A May-September romance devolves into dysfunction and regret.
Much like Barnes’ 2011 novel, The Sense of an Ending, this one involves a man looking back at a youthful error in judgment and considering its consequences. Paul, the narrator, recalls being 19 and falling for 48-year-old Susan, who's in a loveless, sexless, and abusive marriage. Cocksure about their relationship in spite of others’ judgments—Paul’s parents and Susan’s husband are righteously indignant, and the duo are kicked out of the tennis club where they began their affair—Paul decides to move in with Susan to pursue “exactly the relationship of which my parents would most disapprove.” The thrill of independence is short-lived, though, as Susan’s nascent alcoholism intensifies; the first half of the book mentions Susan’s drinking habit, but as if to mirror Paul’s youthful ignorance, Barnes doesn’t overtly signal how deep she’s sunk until she’s practically beyond help. Barnes also shifts the narrative voice across the novel to underscore Paul’s callowness: The novel opens in first person, turns to second as if to shift blame upon the reader, then closes in a bereft, distant third. Barnes’ characterizations of both Paul and Susan are detailed and robust, though given the narrative structure, Susan remains a bit of a cipher. What prompted her to drink? What kept her from pushing back against her husband? Most critically, what drew her to Paul? Paul, though, is mainly concerned with what made their romance distinct from the usual romantic clichés.
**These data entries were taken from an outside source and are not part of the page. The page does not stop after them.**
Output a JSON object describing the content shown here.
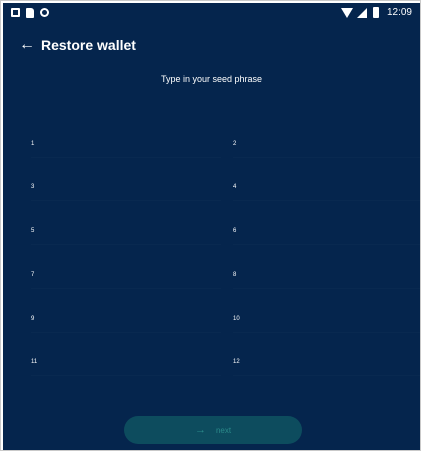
{
  "status_bar": {
    "time": "12:09",
    "left_icons": [
      "notification-icon",
      "sd-card-icon",
      "sync-icon"
    ],
    "right_icons": [
      "wifi-icon",
      "signal-icon",
      "battery-icon"
    ]
  },
  "app_bar": {
    "back_icon": "arrow-left-icon",
    "back_glyph": "←",
    "title": "Restore wallet"
  },
  "instructions": "Type in your seed phrase",
  "seed_words": [
    {
      "number": "1",
      "value": ""
    },
    {
      "number": "2",
      "value": ""
    },
    {
      "number": "3",
      "value": ""
    },
    {
      "number": "4",
      "value": ""
    },
    {
      "number": "5",
      "value": ""
    },
    {
      "number": "6",
      "value": ""
    },
    {
      "number": "7",
      "value": ""
    },
    {
      "number": "8",
      "value": ""
    },
    {
      "number": "9",
      "value": ""
    },
    {
      "number": "10",
      "value": ""
    },
    {
      "number": "11",
      "value": ""
    },
    {
      "number": "12",
      "value": ""
    }
  ],
  "next_button": {
    "icon": "arrow-right-icon",
    "glyph": "→",
    "label": "next",
    "enabled": false
  },
  "colors": {
    "background": "#05254d",
    "button_disabled": "#0d4c5e",
    "button_text_disabled": "#2b8a8a",
    "text": "#ffffff"
  }
}
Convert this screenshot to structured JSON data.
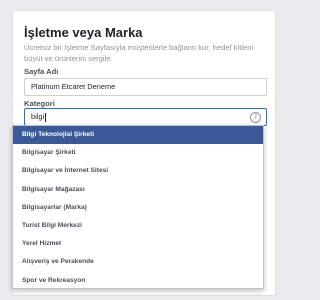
{
  "header": {
    "title": "İşletme veya Marka",
    "description": "Ücretsiz bir İşletme Sayfasıyla müşterilerle bağlantı kur, hedef kitleni büyüt ve ürünlerini sergile."
  },
  "form": {
    "page_name_label": "Sayfa Adı",
    "page_name_value": "Platinum Etcaret Deneme",
    "category_label": "Kategori",
    "category_value": "bilgi",
    "help_icon": "?"
  },
  "dropdown": {
    "options": [
      "Bilgi Teknolojisi Şirketi",
      "Bilgisayar Şirketi",
      "Bilgisayar ve İnternet Sitesi",
      "Bilgisayar Mağazası",
      "Bilgisayarlar (Marka)",
      "Turist Bilgi Merkezi",
      "Yerel Hizmet",
      "Alışveriş ve Perakende",
      "Spor ve Rekreasyon"
    ],
    "selected_index": 0
  },
  "colors": {
    "accent": "#3b5998",
    "background": "#e9ebee"
  }
}
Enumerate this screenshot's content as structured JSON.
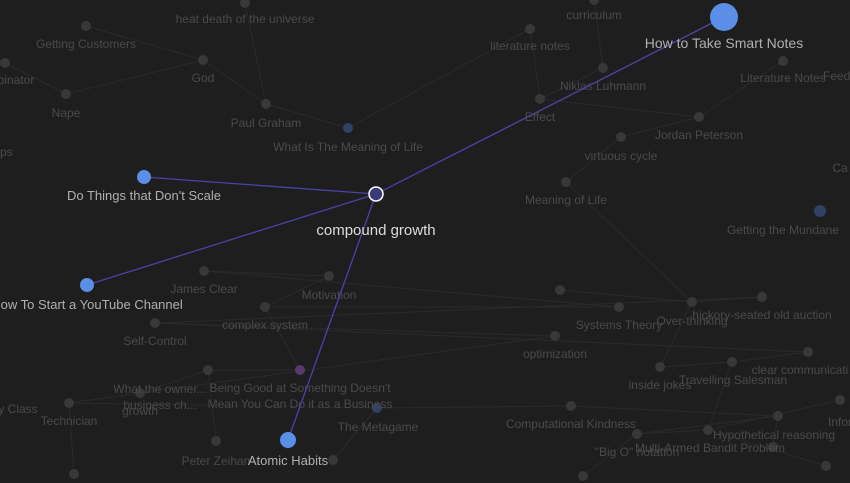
{
  "graph": {
    "focus": {
      "label": "compound growth"
    },
    "highlighted_nodes": [
      {
        "id": "smart-notes",
        "label": "How to Take Smart Notes",
        "size": "large"
      },
      {
        "id": "do-things",
        "label": "Do Things that Don't Scale",
        "size": "small"
      },
      {
        "id": "youtube",
        "label": "How To Start a YouTube Channel",
        "size": "small"
      },
      {
        "id": "atomic",
        "label": "Atomic Habits",
        "size": "small"
      }
    ],
    "edges": [
      [
        "focus",
        "smart-notes"
      ],
      [
        "focus",
        "do-things"
      ],
      [
        "focus",
        "youtube"
      ],
      [
        "focus",
        "atomic"
      ]
    ],
    "background_labels": [
      "Getting Customers",
      "heat death of the universe",
      "curriculum",
      "literature notes",
      "binator",
      "God",
      "Nape",
      "Niklas Luhmann",
      "Literature Notes",
      "Feedb",
      "Paul Graham",
      "Effect",
      "Jordan Peterson",
      "What Is The Meaning of Life",
      "virtuous cycle",
      "ips",
      "Meaning of Life",
      "Getting the Mundane",
      "Ca",
      "James Clear",
      "Motivation",
      "complex system",
      "Systems Theory",
      "hickory-seated old auction",
      "Over-thinking",
      "Self-Control",
      "optimization",
      "clear communicati",
      "What the owner...",
      "Being Good at Something Doesn't",
      "business ch...",
      "Mean You Can Do it as a Business",
      "Travelling Salesman",
      "inside jokes",
      "Technician",
      "growth",
      "The Metagame",
      "y Class",
      "Computational Kindness",
      "Hypothetical reasoning",
      "Infor",
      "Multi-Armed Bandit Problem",
      "Peter Zeihan",
      "\"Big O\" notation"
    ],
    "colors": {
      "background": "#1e1e1e",
      "edge_highlight": "#4a43a8",
      "node_highlight": "#5b8ee6",
      "focus_fill": "#3d3a7a",
      "node_dim": "#383838",
      "node_dim_blue": "#2f4266",
      "node_dim_purple": "#5a3870",
      "label_bright": "#dcdcdc",
      "label_mid": "#b0b0b0",
      "label_dim": "#4a4a4a"
    }
  }
}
In other words, he’s narcissistic, and his rhetoric, in first person or not, often takes on a needy, pleading tone (“sometimes, first love cauterizes the heart”; “tough love is also tough on the lover.”) But that’s by Barnes’ design, and it’s consistently clear that Paul was in love, just tragically ill-equipped to manage it.
A somber but well-conceived character study suffused with themes of loss and self-delusion.